Psikiyatrist, “Dikkat edin” diyor, “başarısızlık şimdi aktif olarak destekleniyor - kirli yağlı saçlar, yırtık çoraplar, yırtık kot pantolonlar, farklı uzunluklarda bir ceket veya gömleğin kenarı veya yanlış düğmelerle iliklenmiş. Psikiyatri hastanelerinde tıp tarihinde böyle bir sütun olduğunu bilirler: Hastanın temizliği. Hasta derli toplu değilse bu çok ağır bir psikiyatrik bozukluğun göstergesidir. Bir kişi sürekli yırtık çorap veya çorap giydiğinde, saçını yıkamadığında veya gömleğini yanlış iliklemediğinde, bu günümüzde ne yazık ki gençlik modasının bir işareti olarak var olan psikiyatrik bir semptomdur.

“Ya da birçok aksiyon filmi ve gerilim filminin kahramanlarını ele alalım - bunlar onların sorunlarını çözen, yollarına çıkan tüm canlı ve cansızları yok eden ve yok eden süper güçlü insanlar. Psikiyatrideki bu etkiye, genç patolojik zulmü kalbin patolojik donukluğu, yani patolojik duyarsızlık ile birleştiren hipoid şizofreni denir”diyor Medvedeva.

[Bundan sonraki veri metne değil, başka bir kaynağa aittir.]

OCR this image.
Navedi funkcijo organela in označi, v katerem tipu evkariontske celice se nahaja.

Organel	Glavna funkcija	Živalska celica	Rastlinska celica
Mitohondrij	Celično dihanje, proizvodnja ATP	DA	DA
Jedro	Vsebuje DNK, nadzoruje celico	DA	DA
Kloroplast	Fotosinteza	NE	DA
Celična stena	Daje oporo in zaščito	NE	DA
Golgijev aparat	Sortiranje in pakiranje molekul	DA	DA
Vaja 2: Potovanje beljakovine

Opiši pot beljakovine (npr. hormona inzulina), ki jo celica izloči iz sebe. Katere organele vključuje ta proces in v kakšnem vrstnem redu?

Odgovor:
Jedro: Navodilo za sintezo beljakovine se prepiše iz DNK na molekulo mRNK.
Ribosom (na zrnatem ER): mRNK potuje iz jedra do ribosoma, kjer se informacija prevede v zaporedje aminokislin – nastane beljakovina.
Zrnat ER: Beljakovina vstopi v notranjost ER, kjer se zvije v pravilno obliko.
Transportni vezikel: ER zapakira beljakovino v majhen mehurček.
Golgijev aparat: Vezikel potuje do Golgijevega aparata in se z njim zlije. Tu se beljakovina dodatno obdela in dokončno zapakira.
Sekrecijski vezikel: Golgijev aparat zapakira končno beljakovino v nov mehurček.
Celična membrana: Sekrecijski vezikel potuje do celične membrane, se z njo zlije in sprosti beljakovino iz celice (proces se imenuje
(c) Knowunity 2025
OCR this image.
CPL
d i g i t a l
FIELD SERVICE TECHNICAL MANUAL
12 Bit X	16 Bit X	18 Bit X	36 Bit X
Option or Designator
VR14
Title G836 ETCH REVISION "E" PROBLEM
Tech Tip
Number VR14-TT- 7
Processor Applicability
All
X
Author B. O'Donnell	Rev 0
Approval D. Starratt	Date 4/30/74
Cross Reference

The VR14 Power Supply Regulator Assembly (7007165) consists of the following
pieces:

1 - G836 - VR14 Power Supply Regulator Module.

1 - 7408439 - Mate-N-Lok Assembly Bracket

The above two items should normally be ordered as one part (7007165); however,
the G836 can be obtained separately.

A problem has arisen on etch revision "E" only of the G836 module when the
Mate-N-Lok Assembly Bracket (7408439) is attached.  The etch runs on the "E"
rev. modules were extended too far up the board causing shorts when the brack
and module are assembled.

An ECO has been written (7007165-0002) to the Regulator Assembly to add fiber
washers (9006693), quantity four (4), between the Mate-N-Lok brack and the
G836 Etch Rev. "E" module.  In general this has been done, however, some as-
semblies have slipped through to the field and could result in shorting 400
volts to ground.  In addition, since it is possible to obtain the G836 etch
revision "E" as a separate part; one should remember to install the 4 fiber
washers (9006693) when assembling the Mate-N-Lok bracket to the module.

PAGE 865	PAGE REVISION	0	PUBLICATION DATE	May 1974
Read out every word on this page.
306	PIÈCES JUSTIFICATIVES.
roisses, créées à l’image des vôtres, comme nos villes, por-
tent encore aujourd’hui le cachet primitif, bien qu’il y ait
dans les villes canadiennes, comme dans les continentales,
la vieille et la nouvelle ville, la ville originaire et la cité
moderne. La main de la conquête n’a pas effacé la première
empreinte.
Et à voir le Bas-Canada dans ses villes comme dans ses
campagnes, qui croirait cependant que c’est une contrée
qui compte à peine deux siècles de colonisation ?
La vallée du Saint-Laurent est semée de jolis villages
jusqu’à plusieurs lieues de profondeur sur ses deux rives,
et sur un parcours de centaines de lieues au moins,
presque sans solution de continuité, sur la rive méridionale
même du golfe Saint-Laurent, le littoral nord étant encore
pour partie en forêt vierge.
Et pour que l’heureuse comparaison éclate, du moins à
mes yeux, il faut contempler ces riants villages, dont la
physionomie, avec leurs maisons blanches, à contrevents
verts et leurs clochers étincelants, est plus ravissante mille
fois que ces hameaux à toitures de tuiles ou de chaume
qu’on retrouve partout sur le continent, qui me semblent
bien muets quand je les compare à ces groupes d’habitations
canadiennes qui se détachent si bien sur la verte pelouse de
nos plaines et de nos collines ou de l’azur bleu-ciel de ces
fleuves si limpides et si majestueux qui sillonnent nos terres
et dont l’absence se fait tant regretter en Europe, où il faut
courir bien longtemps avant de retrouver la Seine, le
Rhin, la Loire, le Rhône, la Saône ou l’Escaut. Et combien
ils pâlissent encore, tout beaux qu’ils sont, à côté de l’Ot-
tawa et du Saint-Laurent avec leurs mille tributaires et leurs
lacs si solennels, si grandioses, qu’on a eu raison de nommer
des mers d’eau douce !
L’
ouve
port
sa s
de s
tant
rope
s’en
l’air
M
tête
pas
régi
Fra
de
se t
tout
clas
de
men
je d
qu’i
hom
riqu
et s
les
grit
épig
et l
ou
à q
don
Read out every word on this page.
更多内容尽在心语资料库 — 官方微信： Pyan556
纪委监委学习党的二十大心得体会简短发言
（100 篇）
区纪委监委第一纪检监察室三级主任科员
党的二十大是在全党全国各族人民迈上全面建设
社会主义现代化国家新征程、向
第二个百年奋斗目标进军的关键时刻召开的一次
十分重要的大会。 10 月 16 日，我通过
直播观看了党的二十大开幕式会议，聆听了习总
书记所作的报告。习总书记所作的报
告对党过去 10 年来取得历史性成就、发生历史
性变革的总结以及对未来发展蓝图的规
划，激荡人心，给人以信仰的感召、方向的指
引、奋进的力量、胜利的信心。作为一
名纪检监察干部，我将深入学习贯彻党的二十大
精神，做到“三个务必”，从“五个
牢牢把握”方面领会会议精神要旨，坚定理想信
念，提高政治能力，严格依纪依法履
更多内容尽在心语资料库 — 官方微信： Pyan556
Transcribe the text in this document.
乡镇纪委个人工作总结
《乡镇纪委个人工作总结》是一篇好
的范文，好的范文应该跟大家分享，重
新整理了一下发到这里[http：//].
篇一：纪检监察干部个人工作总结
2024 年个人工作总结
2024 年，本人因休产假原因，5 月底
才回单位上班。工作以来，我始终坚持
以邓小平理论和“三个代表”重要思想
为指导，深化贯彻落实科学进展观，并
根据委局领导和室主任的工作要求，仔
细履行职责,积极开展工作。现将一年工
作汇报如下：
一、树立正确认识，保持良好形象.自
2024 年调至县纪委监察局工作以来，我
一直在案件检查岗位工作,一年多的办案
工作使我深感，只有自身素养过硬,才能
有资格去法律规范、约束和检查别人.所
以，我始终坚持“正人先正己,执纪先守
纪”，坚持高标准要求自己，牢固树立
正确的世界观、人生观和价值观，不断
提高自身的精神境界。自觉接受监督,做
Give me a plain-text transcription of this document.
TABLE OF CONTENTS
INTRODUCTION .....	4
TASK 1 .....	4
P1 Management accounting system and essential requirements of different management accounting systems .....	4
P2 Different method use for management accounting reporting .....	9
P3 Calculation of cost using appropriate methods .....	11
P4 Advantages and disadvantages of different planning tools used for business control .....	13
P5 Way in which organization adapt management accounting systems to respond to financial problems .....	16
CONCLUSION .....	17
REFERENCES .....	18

Bir kişinin bir başka niteliği, bugün pragmatizm olarak empoze edilen aşırı rasyonalizmdir. Bu aynı zamanda şizofreni belirtisidir. Meslekten olmayan kişi genellikle şizofreninin mantıksız olduğunu düşünür. Bu doğru değil. Şizofren aşırı derecede rasyoneldir, ancak aynı zamanda duyarsızdır. Aslında, bu "daha az duygu, daha fazla pragmatizm" - ve yeni moda ideologları bugün gençleri teşvik ediyor, ancak bu çok zor bir semptom.

Ve psikiyatri açısından mahrem utancın yok edilmesi nedir? Irina Medvedeva'ya göre, “bu sadece röntgencilik (televizyonda diğer insanların yatak odalarında olanlar gösterildiğinde) gibi her türlü sapkınlığın dayatılması değil, aynı zamanda seksopatolojik sapmaların popülerleştirilmesidir. Ve seksopatoloji, psikopatolojinin bir parçasıdır."

Ancak mahrem utancın yok edilmesindeki en önemli şey, gençlere güvenli seks anlatılarak cinsel ilgilerini tatmin etmeye teşvik edilmeleri, normal bir psişik inşa etmenin önemli bir unsuru olan aile ve evlilik ilişkilerinin değerini küçümsemeleridir. Onların yokluğunda, ruh için çok acı verici, çeşitli bozukluklar kaçınılmazdır. Bu, özellikle, tüm toplumun zihinsel olarak bozulmasına yol açar."